J'espère que nous aurons un plus grand pourcentage de réfugiés qui seront autonomes, et un plus petit pourcentage de ceux qui auront besoin d'aide humanitaire et que nous pourrons mieux utiliser cette aide limitée.
Nous pouvons soutenir les espoirs, les aspirations et les rêves de personnes qui peuvent continuer à grandir pendant leur exil et être mieux préparées pour le retour dans leur pays d'origine lorsqu'elles le pourront et sa reconstruction.
Quel est l’anniversaire clé pour l'Afrique en 2019 et pourquoi est-ce important ?
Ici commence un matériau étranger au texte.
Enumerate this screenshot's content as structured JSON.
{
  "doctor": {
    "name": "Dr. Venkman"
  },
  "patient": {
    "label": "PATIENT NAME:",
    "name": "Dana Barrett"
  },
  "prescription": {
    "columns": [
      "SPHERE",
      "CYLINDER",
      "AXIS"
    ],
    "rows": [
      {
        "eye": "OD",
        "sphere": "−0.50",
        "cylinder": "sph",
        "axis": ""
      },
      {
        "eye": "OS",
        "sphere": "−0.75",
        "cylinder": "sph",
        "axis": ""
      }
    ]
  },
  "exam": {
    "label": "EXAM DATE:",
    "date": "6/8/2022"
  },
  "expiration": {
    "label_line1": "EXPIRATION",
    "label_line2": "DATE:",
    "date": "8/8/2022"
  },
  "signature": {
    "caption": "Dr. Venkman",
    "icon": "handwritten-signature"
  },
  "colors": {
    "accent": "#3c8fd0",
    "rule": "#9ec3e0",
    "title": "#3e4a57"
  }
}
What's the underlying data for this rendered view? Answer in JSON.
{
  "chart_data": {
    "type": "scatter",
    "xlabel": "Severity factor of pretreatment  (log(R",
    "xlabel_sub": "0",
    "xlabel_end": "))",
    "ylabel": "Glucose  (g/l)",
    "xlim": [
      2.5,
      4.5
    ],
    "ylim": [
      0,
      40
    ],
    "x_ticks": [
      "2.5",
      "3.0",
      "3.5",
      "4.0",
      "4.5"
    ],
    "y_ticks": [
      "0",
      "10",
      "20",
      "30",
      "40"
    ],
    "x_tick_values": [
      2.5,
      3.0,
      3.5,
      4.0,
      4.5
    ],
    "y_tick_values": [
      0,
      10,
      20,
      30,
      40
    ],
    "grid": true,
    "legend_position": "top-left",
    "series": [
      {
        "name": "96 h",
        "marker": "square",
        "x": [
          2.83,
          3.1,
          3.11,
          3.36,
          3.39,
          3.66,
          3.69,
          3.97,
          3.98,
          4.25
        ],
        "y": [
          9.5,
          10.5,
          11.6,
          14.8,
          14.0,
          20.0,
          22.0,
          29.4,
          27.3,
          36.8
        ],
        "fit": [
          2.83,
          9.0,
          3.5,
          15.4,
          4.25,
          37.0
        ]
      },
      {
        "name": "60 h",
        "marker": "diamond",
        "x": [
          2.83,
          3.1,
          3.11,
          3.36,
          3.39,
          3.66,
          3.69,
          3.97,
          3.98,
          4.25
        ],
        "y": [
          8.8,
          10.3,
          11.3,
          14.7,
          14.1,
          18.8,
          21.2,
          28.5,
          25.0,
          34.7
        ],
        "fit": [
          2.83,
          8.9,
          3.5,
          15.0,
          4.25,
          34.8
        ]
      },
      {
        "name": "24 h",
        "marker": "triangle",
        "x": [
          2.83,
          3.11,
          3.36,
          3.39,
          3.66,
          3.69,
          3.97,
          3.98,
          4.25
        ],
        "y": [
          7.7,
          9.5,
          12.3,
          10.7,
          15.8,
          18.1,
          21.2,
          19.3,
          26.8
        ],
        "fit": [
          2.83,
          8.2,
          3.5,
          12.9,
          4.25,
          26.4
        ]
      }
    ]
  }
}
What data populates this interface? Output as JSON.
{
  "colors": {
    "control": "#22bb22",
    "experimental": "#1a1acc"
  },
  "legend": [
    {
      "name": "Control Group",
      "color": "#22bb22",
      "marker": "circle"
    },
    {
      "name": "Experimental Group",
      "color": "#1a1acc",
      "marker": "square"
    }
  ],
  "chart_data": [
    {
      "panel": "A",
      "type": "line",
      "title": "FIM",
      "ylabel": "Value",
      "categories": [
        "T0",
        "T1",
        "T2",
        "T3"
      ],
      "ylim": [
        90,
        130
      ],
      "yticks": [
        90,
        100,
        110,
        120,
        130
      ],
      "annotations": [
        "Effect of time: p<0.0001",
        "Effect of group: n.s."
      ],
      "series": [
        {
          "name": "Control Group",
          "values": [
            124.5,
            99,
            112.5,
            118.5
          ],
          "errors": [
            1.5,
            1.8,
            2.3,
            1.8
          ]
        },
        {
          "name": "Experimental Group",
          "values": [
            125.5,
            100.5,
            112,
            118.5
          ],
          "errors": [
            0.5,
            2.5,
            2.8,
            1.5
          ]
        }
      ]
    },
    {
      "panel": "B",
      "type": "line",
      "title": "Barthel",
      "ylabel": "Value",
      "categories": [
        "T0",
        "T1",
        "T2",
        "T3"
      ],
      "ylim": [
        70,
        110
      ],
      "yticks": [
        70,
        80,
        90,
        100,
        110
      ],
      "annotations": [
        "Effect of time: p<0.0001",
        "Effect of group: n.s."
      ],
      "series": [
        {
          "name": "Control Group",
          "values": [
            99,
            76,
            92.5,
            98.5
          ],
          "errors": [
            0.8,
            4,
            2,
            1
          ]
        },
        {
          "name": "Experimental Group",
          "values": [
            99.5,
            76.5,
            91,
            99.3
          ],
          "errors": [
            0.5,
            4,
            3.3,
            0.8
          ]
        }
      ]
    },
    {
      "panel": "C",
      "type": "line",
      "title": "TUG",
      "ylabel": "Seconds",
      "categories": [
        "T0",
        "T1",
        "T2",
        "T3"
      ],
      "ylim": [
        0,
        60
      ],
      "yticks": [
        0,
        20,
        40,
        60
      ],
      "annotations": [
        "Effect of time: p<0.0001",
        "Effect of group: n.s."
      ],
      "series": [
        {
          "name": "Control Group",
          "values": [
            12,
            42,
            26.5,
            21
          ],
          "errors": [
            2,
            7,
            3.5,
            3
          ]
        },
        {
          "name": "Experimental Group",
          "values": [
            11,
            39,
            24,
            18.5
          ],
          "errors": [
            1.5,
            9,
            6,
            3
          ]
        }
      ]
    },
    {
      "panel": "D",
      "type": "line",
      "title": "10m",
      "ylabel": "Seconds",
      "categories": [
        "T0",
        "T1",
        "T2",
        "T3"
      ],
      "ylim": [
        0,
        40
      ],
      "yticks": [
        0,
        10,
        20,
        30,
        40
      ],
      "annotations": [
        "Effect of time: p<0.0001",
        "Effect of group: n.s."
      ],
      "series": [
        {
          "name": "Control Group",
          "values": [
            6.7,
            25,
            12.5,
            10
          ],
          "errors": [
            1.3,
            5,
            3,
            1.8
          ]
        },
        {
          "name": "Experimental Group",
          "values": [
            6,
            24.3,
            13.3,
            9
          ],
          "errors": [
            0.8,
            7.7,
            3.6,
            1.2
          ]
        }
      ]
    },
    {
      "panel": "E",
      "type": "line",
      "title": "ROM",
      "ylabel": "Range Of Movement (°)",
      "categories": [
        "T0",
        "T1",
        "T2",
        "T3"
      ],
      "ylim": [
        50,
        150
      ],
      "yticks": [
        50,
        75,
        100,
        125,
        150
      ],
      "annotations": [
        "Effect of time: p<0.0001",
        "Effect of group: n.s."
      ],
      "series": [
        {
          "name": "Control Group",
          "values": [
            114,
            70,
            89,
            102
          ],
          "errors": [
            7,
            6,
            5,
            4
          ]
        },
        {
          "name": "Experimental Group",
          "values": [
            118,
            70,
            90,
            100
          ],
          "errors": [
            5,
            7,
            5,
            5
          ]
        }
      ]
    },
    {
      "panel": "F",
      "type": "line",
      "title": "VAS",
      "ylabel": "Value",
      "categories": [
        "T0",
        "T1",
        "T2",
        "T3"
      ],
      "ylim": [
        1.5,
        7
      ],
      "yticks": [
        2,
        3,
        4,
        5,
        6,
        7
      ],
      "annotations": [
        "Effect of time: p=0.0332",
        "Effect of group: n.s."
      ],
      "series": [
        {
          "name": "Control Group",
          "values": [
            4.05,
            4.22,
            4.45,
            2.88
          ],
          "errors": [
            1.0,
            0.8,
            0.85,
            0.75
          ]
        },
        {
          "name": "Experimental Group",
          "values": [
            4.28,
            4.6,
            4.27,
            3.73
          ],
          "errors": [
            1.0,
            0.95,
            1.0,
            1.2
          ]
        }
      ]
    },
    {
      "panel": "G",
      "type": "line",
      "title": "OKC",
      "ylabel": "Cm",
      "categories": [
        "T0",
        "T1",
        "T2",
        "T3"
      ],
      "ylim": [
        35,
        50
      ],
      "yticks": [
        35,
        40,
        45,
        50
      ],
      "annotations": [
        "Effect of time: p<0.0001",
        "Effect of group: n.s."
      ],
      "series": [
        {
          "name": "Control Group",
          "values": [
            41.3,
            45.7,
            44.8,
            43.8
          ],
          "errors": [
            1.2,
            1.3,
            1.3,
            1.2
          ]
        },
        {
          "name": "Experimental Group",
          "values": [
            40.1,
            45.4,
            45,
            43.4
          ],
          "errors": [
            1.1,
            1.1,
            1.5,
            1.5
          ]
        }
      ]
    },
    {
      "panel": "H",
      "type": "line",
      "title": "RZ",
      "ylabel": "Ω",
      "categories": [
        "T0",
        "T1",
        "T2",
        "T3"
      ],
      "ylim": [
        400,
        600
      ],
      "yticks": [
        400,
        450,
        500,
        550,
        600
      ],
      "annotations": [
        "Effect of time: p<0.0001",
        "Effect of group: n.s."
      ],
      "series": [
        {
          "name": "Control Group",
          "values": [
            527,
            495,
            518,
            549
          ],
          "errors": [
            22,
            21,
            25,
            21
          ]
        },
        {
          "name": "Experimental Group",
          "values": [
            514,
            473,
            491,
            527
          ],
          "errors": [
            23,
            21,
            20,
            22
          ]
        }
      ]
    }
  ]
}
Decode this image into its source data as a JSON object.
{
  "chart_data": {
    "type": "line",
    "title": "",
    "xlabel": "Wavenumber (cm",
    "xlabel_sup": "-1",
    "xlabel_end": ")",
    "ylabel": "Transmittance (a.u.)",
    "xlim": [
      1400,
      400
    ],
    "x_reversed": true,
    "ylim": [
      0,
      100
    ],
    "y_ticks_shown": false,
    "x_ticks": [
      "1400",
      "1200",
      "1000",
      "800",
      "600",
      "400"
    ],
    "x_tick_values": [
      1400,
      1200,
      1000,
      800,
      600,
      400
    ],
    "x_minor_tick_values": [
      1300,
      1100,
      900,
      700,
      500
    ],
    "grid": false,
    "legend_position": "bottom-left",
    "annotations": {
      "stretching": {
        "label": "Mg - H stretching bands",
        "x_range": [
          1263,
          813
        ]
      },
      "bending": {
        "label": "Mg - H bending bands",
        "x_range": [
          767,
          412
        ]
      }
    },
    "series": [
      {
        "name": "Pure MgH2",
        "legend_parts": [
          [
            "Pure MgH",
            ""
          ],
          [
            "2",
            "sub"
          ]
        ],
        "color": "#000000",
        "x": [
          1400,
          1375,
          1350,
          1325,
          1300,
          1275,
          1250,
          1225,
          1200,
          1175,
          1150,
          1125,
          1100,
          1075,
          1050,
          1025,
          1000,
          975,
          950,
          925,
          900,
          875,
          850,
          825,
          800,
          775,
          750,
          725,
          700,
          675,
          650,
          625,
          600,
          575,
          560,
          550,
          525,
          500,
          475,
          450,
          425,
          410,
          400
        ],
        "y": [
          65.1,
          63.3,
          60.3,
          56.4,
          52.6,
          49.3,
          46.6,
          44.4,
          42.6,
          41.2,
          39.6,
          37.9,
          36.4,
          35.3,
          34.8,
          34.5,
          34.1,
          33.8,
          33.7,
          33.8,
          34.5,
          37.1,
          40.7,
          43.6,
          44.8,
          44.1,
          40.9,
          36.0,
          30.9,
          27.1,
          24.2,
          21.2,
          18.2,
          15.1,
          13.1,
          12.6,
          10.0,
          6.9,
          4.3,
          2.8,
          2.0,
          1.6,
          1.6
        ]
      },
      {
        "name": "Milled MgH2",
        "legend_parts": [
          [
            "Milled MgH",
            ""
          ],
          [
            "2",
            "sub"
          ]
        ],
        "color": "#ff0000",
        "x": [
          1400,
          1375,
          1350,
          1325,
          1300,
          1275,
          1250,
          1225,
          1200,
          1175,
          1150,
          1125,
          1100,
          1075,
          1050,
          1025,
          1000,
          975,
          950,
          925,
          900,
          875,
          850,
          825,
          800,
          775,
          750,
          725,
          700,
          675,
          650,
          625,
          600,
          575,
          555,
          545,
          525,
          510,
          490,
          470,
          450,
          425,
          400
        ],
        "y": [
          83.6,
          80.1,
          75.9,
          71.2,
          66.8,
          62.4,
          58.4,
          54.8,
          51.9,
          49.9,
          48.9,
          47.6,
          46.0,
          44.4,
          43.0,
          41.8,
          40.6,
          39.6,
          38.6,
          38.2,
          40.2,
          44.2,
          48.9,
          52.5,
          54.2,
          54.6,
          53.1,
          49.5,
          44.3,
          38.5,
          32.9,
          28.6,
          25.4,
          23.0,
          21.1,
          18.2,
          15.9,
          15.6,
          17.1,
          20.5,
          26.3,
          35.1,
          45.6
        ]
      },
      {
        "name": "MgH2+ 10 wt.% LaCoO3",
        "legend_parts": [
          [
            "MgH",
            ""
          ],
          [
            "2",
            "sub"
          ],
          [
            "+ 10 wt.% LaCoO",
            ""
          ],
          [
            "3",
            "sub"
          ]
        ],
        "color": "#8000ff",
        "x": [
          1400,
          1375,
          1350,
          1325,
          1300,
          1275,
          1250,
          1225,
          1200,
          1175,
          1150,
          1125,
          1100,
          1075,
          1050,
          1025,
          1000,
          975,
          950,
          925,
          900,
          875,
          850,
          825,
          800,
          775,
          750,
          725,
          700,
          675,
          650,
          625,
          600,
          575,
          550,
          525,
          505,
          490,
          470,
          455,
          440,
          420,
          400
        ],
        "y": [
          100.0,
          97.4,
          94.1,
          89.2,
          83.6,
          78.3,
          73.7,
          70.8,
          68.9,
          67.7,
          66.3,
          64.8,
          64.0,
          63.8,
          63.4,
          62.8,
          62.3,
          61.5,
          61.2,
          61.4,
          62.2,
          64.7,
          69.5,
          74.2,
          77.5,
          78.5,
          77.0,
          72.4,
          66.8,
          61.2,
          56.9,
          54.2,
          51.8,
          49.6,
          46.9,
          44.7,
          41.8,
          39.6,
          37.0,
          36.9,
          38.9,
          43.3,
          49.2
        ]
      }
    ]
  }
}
C'est le 50e anniversaire de la Convention de l'OUA sur les réfugiés - un instrument de droit international très progressiste et positif. C’est l’occasion de réfléchir et de discuter de la manière dont la convention a été appliquée et ce que nous pouvons améliorer.
La convention a été élaborée à la fin des années 1960, lorsque le contexte pour les réfugiés était très différent de ce qu'il est aujourd'hui. A cette même époque, je pense que l'on s'attendait à ce que les conflits ne durent pas et à ce que les réfugiés rentrent rapidement chez eux. Malheureusement, cela n'a pas été le cas. Une fois que vous êtes dans un pays pour cinq, dix ou vingt ans, vous devez voir les choses différemment. Nous devons donc nous intéresser - bien davantage que par le passé - au développement économique et à l'inclusion socio-économique.
L'Afrique reste très accueillante. C'est le continent où il y a le plus grand nombre de réfugiés, donc c'est un espace où nous pouvons et devons réfléchir à la façon d’améliorer notre action. Notre action doit se concentrer pour lutter contre les causes profondes, et pas seulement leurs conséquences.
Et pour ceux qui expriment des inquiétudes à l’égard des niveaux élevés de chômage local ou de l’insécurité par exemple, nous devons montrer qu'il existe des contextes où les réfugiés peuvent réellement créer des emplois et que les technologies actuelles peuvent garantir un enregistrement approprié pour protéger les réfugiés et la population locale qui les accueille.